Der Zauberer und der Zwerg machten sich, in eine Unterhaltung vertieft, zurück auf den Weg zum Schloss.
‚Hätte ich mir denken können, dass er mit so etwas befreundet ist. Passt irgendwie zu ihm, und ich kann jetzt wie eine Blöde hinterher tigern.'
Sie folgte den Beiden, doch innerlich kochte sie vor Wut. Wie konnte er sie so narren? Nicht nur das, jetzt unterhielt er sich mit diesem Zwerg und beachtete sie gar nicht mehr.
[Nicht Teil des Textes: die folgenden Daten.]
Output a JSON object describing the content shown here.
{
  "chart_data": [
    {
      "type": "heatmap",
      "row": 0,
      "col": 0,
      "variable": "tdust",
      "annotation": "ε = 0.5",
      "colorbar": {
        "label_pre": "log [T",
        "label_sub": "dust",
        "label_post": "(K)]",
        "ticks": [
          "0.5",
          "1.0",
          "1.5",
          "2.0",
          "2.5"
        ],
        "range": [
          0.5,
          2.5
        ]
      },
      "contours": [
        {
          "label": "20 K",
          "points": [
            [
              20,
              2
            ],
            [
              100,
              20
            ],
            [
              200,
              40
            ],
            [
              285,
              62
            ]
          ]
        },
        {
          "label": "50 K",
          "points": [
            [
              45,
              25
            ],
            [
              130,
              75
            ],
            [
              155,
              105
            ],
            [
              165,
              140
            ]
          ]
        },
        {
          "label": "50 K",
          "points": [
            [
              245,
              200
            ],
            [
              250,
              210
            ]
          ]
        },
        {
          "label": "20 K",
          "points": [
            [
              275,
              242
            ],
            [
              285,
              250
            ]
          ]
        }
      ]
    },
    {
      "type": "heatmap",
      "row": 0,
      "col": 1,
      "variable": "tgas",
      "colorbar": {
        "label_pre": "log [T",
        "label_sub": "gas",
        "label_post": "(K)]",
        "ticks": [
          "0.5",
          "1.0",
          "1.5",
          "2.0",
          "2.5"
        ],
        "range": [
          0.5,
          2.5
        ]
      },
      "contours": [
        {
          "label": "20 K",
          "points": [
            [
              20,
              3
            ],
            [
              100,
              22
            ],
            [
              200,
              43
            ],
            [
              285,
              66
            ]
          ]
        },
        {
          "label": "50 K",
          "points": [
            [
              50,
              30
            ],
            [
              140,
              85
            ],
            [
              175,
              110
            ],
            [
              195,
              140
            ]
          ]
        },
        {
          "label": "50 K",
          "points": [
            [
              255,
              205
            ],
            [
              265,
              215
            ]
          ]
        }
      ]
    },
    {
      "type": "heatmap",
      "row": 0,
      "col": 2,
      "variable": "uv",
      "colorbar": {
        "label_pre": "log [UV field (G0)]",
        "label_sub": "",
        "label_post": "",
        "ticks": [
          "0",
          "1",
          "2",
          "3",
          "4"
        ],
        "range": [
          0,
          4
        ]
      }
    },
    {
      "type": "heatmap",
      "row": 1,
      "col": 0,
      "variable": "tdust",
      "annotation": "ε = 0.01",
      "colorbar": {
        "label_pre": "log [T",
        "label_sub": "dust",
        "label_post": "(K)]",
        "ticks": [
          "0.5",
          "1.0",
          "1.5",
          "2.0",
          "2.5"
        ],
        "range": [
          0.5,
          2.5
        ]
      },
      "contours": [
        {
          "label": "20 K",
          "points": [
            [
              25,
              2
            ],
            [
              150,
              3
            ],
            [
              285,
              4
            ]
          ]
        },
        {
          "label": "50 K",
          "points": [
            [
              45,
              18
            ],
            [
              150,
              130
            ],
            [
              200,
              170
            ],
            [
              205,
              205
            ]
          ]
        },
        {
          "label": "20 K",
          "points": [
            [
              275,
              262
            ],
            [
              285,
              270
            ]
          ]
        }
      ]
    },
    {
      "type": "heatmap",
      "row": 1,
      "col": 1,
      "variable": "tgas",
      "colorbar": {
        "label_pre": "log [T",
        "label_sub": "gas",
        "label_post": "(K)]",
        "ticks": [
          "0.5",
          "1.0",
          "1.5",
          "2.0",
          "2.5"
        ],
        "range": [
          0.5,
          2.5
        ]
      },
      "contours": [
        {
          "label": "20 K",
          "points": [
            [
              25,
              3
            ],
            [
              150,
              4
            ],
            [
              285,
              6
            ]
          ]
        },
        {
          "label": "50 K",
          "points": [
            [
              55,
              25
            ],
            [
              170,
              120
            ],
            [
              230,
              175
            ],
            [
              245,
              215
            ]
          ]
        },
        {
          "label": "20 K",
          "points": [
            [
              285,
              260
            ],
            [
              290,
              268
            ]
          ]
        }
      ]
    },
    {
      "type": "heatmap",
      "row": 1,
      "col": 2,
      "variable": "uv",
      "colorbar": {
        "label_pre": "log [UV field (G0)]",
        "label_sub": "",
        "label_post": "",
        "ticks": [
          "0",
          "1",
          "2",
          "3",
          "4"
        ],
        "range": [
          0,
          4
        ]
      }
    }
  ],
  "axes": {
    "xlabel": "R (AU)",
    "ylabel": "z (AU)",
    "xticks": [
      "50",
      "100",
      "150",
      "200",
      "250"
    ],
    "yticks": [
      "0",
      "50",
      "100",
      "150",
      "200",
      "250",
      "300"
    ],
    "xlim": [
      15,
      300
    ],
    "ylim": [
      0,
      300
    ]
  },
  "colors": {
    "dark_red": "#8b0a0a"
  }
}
Sie musste zugeben, ihr wäre lieber gewesen, er hätte sich um sie gekümmert. (BN: Ach nee ... ;)
xXx
Nach einer Weile verabschiedete sich der Zwerg.
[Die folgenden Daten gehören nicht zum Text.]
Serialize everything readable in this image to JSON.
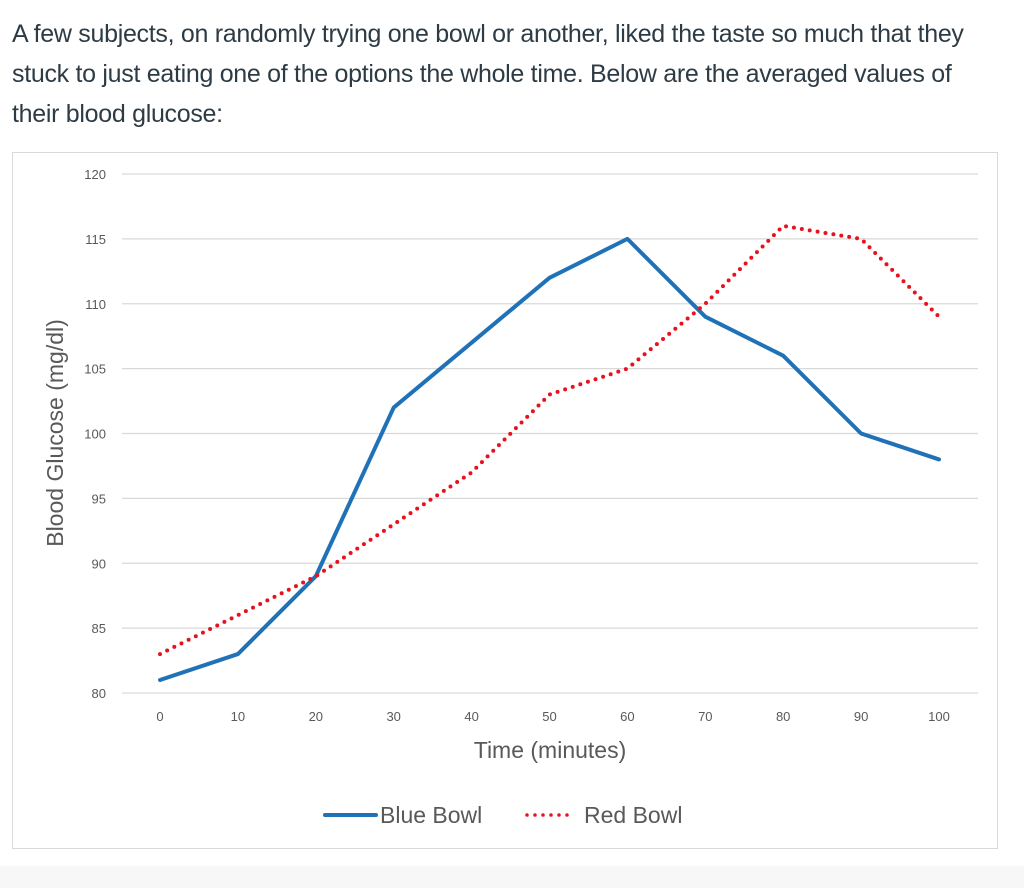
{
  "intro_text": "A few subjects, on randomly trying one bowl or another, liked the taste so much that they stuck to just eating one of the options the whole time.  Below are the averaged values of their blood glucose:",
  "colors": {
    "blue_series": "#1f72b8",
    "red_series": "#e8121e",
    "grid": "#d9d9d9",
    "text": "#595959"
  },
  "chart_data": {
    "type": "line",
    "title": "",
    "xlabel": "Time (minutes)",
    "ylabel": "Blood Glucose (mg/dl)",
    "x": [
      0,
      10,
      20,
      30,
      40,
      50,
      60,
      70,
      80,
      90,
      100
    ],
    "xlim": [
      0,
      100
    ],
    "ylim": [
      80,
      120
    ],
    "x_ticks": [
      "0",
      "10",
      "20",
      "30",
      "40",
      "50",
      "60",
      "70",
      "80",
      "90",
      "100"
    ],
    "y_ticks": [
      "80",
      "85",
      "90",
      "95",
      "100",
      "105",
      "110",
      "115",
      "120"
    ],
    "grid": "horizontal",
    "legend_position": "bottom",
    "series": [
      {
        "name": "Blue Bowl",
        "style": "solid",
        "color": "#1f72b8",
        "values": [
          81,
          83,
          89,
          102,
          107,
          112,
          115,
          109,
          106,
          100,
          98
        ]
      },
      {
        "name": "Red Bowl",
        "style": "dotted",
        "color": "#e8121e",
        "values": [
          83,
          86,
          89,
          93,
          97,
          103,
          105,
          110,
          116,
          115,
          109
        ]
      }
    ]
  }
}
„Leben sie wohl, junge Miss", sagte er charmant zu Ginny.
„Leb wohl, mein Freund." Er lächelte Snape an. „Bringe sie wieder mit, wenn du das nächste Mal kommst. Über eine Einladung zur Hochzeit würde ich mich freuen."
Mit diesen Worten verschwand er im Wald. Ginny wusste, dass Zwerge Gefühle anderer Geschöpfe spüren konnten. Doch warum redete er von Hochzeit? Nun ja, sie hatte sich schon ein wenig in Snape verliebt. Aber das war doch mehr eine Schwärmerei, oder? Außerdem wollte er bestimmt nichts von ihr. Seine Bemerkungen sollten sie nur ärgern. Bestimmt. (B/N: Klar, und die Erde ... )
„Scherzkeks", zischte Snape und wurde rot. Dann sah er das wütende Gesicht seiner Begleiterin.
„Hast du was? Ist es wegen seiner Bemerkung?"
„Nein." Sie wollte nicht schon wieder streiten. Sie mochte ihn inzwischen wirklich, nachdem sie wusste, dass er doch nur ein ganz – oder besser fast - normaler Mensch war. Doch brachte er sie mit seinen Spitzen immer noch spielend leicht zur Weißglut.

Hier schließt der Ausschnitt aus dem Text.